Komplo teorileri iyidir ama bazen. Dikkati artırmak adına ufak ufak yer verilebilir. Ama tamamen ona bağlanılan bir bakış açısıyla hareket edilirse büyük bir gafletle baş başa kalınır. Ayrıca üretilen teoiri, düşmanla ilgili bir komplo teorisi ise düşmanı büyütüp sizi küçültür. Olduğundan fazla gözüken düşmanla mücadele belki de sarf edemeyeceğiniz bir efor gerektirir ki bu büyük bir risk demektir. 
Bununla beraber dünyanın hiçbir yerinde hiçbir olay başka birçok olaydan bağımsız bir şekilde cereyan etmez. Olayların sâriliği birbirini etkilemesi bakımından da büyük önem taşır. Türkiye sınırları son günlerde en azından şimdilik dikkatle izlediğimiz (maalesef) çok önemli doğumlara gebe bir durumdadır. Dünya üzerinde birçok olay aynı anda yaşanmaktadır. İlkin birbirinden farklı gibi gözükse de sebep sonuç ilişkisi veya direk eşit sebeplilik ilişkisi bağlamında çok benzerlik taşır ve de birbirinin etkileyicisi konumundadır. 

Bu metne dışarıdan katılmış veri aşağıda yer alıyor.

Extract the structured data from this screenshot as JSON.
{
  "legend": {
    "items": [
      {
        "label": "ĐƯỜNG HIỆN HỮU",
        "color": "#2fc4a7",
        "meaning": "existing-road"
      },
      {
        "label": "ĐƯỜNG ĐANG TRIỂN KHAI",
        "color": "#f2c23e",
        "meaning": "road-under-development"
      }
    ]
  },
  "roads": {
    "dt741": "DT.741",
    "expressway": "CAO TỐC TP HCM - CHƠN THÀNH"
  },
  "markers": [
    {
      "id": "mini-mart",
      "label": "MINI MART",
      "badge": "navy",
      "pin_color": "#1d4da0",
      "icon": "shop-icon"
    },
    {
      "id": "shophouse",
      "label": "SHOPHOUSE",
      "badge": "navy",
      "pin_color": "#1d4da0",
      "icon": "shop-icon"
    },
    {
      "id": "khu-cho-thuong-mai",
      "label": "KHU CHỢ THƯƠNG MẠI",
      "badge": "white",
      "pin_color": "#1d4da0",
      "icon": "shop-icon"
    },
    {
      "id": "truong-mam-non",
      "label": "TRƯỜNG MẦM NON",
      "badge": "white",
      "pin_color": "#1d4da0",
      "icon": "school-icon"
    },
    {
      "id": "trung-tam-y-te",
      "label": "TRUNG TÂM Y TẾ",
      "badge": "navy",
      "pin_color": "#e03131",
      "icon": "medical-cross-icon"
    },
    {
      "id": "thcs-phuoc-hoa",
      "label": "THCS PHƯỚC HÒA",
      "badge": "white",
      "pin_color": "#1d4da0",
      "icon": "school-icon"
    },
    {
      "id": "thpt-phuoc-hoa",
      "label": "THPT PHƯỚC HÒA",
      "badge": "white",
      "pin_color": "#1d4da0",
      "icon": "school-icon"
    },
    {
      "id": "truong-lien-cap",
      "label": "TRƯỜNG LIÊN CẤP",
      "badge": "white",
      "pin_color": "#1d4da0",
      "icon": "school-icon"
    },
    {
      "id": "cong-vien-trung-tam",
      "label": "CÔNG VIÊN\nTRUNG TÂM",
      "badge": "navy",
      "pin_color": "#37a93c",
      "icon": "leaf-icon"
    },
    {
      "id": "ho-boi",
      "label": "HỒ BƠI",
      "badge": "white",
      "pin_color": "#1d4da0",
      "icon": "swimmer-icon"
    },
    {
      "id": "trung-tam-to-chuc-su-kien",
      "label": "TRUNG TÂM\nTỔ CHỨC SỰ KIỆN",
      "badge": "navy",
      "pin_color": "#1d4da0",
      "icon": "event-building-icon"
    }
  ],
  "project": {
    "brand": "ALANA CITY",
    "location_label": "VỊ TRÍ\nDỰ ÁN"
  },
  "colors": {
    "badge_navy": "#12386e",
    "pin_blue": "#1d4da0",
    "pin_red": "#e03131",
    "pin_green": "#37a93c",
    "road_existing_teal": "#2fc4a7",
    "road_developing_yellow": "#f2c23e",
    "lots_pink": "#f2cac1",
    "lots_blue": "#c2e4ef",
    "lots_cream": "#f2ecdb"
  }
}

Belki hayretle izliyoruz olan biteni. Birkaç ay öncesinde IŞİD terör örgütünden kaçan PKK uzantısı PYD, Amerika’nın maşası olarak Türkmenleri sürmeye kalkıyor. Her ne oluyorsa Amerika, kendi türettiği IŞİD’i bombalama bahanesiyle bölgede yeni bir etnik plan çizmeye çalışıyor. Ancak ne Amerika eski Amerika ne de dünya eski dünya. Artık Batı merkezli bu tarz girişimler beyhude kalıyor. Zira artık Yeni Türkiye’nin Ankara’sı, Kominizm zincirlerini yeni yeni kırmış Rusya’nın Moskova’sı, dünyanın gözü önünde nükleer silahlar geliştiren İran’ın Tahran’ı, Amerikan’ın yeni düşman ütopyasında kullandığı gelişen güç Çin’in Pekin’i bölgede yeni aktörler olarak meydanı boş bırakmıyor. Bu durum gösteriyor ki artık dünya tek kutuplu bir dünya değil. Batı hegomanyası çökmüş, Ukrayna’da Rusya’ya, Yemen’de İran’a yenik düşmüştür. 
Bence tam da bu noktada Türkiye ciddi analizler ve coğrafya okumalarıyla diplomasi trafiğini artırarak bölgedeki ağırlığını ortaya koymalı. Suriye’deki eline her silah alanın iyi kötü bir destekleyicisi olduğu gerçeği üzerinde durmalı. Herkes bölgeden bir şekilde nemalanma peşinde ve çıkarları uğruna uygun gördüğü bir grubu meşruiyet –insani kriter, İslami kriter v.s.- gözetmeden desteklemeye çalışıyor. 
Batı, kaosla, terörle ortaya attığı fitne tohumlarıyla artık eskisi kadar başarılı olamayacak çünkü artık karşısında daha akıllı bir Türkiye, daha güçlü bir milli irade sözkonusu. 
Türkiye, bu kargaşa ortamında kıvrak bir diplomasi öngörmeli ve hızlı hareket etmeli. Buna muktedir olan Türkiye’de hükümetin henüz kurulmaması devletin organlarının iflas ettiği anlamına gelmiyor. Devletimizin çok şükür başı var ve tüm organları ile çalışıyor. Artık içimizdeki maşaların komplo teorilerine bakarak batının bizlere kuracakları tuzakları konuşmak yerine ‘tuzak kuranların en hayırlısı olan Allah’a(cc) güvenip var gücümüzle çalışmalıyız. Allah’a (cc) emanet olun!